Address
- 20 West Park Street Moonachie, Bergen County, New Jersey, 07074 United States
- Coordinates: 40°50′36″N 74°02′54″W﻿ / ﻿40.843243°N 74.048383°W

District information
- Grades: Pre-K to 8
- Superintendent: James S. Knipper
- Business administrator: Laurel Spadavecchia
- Schools: 1

Students and staff
- Enrollment: 365 (as of 2022–23)
- Faculty: 35.8 FTEs
- Student–teacher ratio: 10.2:1

Other information
- District Factor Group: B
- Website: www.moonachieschool.org
| Ind. | Per pupil | District spending | Rank (*) | K-8 average | %± vs. average |
| 1A | Total Spending | $28,733 | 68 | $18,891 | 52.1% |
| 1 | Budgetary Cost | 19,815 | 60 | 14,159 | 39.9% |
| 2 | Classroom Instruction | 11,628 | 62 | 8,659 | 34.3% |
| 6 | Support Services | 3,913 | 61 | 2,167 | 80.6% |
| 8 | Administrative Cost | 1,985 | 70 | 1,547 | 28.3% |
| 10 | Operations & Maintenance | 2,058 | 49 | 1,612 | 27.7% |
| 13 | Extracurricular Activities | 106 | 26 | 104 | 1.9% |
| 16 | Median Teacher Salary | 66,980 | 64 | 61,136 |
Data from NJDoE 2014 Taxpayers' Guide to Education Spending. *Of K-8 districts with up to 400 students. Lowest spending=1; Highest=71

= Moonachie School District =

School district in Bergen County, New Jersey, US

The Moonachie Public Schools is a community public school district that serves students in pre-kindergarten through eighth grade from Moonachie, in Bergen County, in the U.S. state of New Jersey.

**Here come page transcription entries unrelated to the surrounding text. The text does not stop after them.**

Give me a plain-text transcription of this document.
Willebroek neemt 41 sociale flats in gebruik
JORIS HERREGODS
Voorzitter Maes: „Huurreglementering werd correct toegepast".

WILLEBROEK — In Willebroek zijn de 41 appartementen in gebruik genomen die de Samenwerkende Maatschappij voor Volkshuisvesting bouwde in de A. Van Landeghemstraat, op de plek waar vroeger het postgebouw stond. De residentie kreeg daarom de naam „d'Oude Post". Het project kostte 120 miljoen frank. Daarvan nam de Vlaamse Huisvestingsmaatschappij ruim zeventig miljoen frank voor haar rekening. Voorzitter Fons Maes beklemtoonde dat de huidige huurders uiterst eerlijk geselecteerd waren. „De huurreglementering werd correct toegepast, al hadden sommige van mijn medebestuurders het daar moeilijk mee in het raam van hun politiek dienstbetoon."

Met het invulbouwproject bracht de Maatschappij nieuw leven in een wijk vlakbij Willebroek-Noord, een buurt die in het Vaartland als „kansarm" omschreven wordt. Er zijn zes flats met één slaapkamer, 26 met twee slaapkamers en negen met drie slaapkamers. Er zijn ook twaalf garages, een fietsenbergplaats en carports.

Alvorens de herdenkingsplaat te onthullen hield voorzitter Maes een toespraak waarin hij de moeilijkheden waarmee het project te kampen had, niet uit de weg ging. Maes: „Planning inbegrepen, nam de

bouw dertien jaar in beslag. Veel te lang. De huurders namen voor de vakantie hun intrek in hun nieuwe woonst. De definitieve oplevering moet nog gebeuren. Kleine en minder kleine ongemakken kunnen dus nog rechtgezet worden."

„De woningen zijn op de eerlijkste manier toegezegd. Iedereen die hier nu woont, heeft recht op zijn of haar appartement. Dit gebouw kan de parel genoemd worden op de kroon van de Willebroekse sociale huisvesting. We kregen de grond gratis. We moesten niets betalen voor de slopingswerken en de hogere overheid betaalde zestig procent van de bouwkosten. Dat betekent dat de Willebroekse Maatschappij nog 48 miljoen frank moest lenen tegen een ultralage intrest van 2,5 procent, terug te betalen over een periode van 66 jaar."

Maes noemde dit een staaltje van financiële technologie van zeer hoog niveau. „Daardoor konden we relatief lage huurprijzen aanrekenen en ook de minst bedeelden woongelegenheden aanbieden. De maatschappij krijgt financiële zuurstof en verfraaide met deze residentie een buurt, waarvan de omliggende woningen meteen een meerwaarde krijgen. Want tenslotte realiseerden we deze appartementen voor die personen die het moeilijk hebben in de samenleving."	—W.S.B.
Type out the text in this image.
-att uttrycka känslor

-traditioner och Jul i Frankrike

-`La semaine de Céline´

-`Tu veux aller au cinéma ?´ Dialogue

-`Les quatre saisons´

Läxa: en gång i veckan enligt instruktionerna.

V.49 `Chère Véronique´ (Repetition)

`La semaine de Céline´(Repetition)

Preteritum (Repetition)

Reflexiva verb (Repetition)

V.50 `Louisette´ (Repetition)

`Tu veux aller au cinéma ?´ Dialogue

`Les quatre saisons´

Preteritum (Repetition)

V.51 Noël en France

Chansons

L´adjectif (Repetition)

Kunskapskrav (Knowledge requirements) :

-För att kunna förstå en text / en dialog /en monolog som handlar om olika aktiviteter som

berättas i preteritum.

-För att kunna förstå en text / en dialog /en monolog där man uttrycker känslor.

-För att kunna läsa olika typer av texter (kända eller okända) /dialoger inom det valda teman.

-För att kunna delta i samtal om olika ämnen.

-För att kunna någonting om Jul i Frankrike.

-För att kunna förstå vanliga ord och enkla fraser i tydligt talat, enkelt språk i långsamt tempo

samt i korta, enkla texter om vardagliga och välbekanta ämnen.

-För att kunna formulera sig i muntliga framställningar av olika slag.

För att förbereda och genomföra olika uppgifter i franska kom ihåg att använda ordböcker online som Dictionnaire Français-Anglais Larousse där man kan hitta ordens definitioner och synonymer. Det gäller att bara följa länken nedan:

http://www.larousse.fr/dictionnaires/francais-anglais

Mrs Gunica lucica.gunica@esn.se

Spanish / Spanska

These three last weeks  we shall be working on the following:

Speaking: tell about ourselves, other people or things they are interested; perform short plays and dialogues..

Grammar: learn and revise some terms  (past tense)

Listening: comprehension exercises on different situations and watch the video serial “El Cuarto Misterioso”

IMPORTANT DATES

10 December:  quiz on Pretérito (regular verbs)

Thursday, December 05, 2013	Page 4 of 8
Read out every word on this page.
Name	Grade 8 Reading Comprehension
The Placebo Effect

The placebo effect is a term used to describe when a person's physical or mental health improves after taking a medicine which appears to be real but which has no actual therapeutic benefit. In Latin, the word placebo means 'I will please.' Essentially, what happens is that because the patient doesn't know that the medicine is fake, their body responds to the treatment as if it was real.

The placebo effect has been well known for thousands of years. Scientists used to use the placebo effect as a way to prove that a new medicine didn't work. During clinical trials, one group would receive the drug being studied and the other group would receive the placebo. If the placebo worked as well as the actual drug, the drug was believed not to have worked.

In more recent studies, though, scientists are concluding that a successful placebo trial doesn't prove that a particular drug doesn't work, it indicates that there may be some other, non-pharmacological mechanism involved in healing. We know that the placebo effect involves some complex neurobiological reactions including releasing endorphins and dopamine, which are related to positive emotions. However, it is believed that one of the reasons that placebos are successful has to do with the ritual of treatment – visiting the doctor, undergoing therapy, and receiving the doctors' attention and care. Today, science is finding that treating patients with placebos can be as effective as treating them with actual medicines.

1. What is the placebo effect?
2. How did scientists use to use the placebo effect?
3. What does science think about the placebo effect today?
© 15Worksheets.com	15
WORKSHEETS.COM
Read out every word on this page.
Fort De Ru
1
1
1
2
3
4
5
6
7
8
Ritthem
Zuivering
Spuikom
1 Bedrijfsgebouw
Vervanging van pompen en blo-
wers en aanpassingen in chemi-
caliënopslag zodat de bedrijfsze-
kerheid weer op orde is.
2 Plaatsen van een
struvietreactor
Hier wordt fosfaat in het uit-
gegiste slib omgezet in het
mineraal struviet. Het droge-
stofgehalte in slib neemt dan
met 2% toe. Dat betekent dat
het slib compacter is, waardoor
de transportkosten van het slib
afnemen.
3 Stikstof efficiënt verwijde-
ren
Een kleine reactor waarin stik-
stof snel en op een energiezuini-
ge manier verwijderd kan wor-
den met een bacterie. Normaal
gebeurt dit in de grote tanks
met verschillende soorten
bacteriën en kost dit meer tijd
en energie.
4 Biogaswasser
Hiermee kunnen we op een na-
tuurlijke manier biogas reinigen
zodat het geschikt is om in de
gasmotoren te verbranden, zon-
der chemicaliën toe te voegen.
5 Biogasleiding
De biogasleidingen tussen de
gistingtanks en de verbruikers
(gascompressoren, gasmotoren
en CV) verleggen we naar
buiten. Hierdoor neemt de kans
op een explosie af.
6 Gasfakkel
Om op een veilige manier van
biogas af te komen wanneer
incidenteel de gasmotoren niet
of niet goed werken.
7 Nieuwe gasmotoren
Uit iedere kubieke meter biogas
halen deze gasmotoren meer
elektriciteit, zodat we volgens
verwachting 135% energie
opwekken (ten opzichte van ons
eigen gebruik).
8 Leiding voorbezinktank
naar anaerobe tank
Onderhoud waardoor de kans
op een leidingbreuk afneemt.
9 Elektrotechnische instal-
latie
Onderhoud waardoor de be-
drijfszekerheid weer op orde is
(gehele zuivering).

As of the 2022–23 school year, the district, comprised of one school, had an enrollment of 365 students and 35.8 classroom teachers (on an FTE basis), for a student–teacher ratio of 10.2:1.

The district is classified by the New Jersey Department of Education as being in District Factor Group "B", the second lowest of eight groupings. District Factor Groups organize districts statewide to allow comparison by common socioeconomic characteristics of the local districts. From lowest socioeconomic status to highest, the categories are A, B, CD, DE, FG, GH, I and J.

For ninth through twelfth grades, approximately 100 public school students attend Wood-Ridge High School in Wood-Ridge, as part of a sending/receiving relationship with the Wood-Ridge School District. As of the 2018–19 school year, the high school had an enrollment of 583 students and 46.9 classroom teachers (on an FTE basis), for a student–teacher ratio of 12.4:1.

==Schools==
Students in PreK-8 attend the Robert L. Craig School which served 310 students (based on 2018–19 enrollment data from the National Center for Education Statistics).

==Administration==
Core members of the district's administration are:
- Mr. James S. Knipper, superintendent and principal
- Laurel Spadavecchia, business administrator and board secretary
- Dana Genatt, director of curriculum and instruction

==Board of education==
The district's board of education, composed of five members, sets policy and oversees the fiscal and educational operation of the district through its administration. As a Type II school district, the board's trustees are elected directly by voters to serve three-year terms of office on a staggered basis, with either one or two seats up for election each year held (since 2012) as part of the November general election. The board appoints a superintendent to oversee the district's day-to-day operations and a business administrator to supervise the business functions of the district.